Dans un pays normal, Abass Bonfoh devait démissionner ou être contraint à la démission après de tels propos. Mais il ne l’a pas fait. Pire, aucune sanction n’a été prise contre lui.
 
Et que dire d’Ayélégan Seshie, la directrice de l’Etablissement public autonome de gestion des marchés (EPAM). Elle demeure à son poste en dépit des graves événements que le grand marché de Lomé a connu. Or, sa responsabilité n’est pas à exclure dans ces incendies. On serait sous d’autres cieux qu’elle serait relevée de ses fonctions au lendemain de cet événement et mise à la disposition de la justice.
 
Plusieurs scandales économiques, financiers, sexuels, sociaux ont frappé plusieurs autorités de ce pays. Mais curieusement, la démission n’a jamais été la formule pour soulager les victimes de tous ces actes.
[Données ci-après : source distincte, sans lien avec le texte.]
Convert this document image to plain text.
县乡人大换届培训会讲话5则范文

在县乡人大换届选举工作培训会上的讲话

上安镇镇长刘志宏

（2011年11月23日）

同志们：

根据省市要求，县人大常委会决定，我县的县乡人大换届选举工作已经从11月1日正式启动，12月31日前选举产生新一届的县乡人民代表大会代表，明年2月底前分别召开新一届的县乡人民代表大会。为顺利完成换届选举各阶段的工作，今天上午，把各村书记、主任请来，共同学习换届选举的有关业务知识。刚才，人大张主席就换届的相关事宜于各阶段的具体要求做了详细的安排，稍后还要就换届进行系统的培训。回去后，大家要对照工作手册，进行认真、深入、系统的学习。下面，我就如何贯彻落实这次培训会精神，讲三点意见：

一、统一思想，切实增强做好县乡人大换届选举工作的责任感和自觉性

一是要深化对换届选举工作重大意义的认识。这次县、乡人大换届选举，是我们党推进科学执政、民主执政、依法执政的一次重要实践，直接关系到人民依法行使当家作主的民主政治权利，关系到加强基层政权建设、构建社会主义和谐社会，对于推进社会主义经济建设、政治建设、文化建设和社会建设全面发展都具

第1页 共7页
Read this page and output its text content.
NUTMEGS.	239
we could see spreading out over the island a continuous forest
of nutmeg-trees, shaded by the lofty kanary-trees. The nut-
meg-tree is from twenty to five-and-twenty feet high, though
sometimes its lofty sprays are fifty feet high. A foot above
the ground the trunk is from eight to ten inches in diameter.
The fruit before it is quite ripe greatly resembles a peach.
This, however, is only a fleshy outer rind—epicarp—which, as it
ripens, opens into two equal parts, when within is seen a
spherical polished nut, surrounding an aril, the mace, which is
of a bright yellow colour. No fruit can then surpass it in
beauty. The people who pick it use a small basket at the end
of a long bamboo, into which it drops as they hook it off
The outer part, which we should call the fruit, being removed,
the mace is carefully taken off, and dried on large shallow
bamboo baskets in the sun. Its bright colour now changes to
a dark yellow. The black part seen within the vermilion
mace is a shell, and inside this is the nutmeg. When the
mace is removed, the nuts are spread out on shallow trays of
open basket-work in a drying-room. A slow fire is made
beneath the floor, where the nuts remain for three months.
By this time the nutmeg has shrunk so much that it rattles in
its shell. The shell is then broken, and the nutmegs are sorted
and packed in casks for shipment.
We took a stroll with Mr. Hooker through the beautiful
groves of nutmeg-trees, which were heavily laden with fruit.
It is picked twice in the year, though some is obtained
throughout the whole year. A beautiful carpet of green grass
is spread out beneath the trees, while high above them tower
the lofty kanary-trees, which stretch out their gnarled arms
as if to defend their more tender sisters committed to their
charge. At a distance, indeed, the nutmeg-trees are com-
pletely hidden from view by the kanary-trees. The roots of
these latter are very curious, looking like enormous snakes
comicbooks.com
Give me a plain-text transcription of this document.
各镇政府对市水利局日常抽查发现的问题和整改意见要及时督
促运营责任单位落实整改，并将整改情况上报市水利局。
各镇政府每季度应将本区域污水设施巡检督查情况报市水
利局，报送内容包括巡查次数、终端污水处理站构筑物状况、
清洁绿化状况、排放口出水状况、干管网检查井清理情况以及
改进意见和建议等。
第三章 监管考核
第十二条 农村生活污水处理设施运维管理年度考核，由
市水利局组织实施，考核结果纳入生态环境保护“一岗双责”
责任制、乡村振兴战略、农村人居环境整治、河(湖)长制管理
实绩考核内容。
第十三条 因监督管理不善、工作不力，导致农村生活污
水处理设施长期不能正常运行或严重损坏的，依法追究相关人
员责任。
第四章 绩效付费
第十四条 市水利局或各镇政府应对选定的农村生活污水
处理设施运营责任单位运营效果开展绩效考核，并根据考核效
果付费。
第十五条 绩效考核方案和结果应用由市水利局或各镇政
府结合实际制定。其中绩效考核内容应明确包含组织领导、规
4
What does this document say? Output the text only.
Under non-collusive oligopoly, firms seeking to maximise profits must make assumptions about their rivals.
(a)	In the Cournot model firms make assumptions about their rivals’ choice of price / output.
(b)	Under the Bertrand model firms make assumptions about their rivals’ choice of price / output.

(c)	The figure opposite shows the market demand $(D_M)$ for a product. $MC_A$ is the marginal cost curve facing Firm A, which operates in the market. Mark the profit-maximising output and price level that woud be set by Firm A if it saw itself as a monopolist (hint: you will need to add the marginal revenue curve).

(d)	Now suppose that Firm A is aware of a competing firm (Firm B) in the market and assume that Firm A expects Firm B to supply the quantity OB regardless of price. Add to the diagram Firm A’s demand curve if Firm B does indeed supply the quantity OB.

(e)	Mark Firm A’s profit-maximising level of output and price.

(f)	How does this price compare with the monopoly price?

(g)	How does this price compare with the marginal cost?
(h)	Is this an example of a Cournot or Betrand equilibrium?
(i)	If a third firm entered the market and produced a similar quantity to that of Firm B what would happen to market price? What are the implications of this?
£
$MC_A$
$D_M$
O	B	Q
Mais dans le cas du Ministre de la sécurité et de la protection civile, le constat est clair. Il a failli à sa mission, doublement et triplement. Il aurait dû prendre des dispositions pour sécuriser le marché de Lomé après l’incendie du Marché de Kara, mais rien. Il pourrait faire éviter l’assassinat de deux jeunes innocents de Dapaong, mais il a laissé faire, sans scrupule et il vient proclamer qu’un soldat ne démissionne pas. La démission, loin d’être un acte de lâcheté est plutôt une responsabilité, comme celle assumée par beaucoup de personnalités dont la plus récente est Jérôme Cahuzac ministre français du budget qui s’est senti soulagé après sa démission.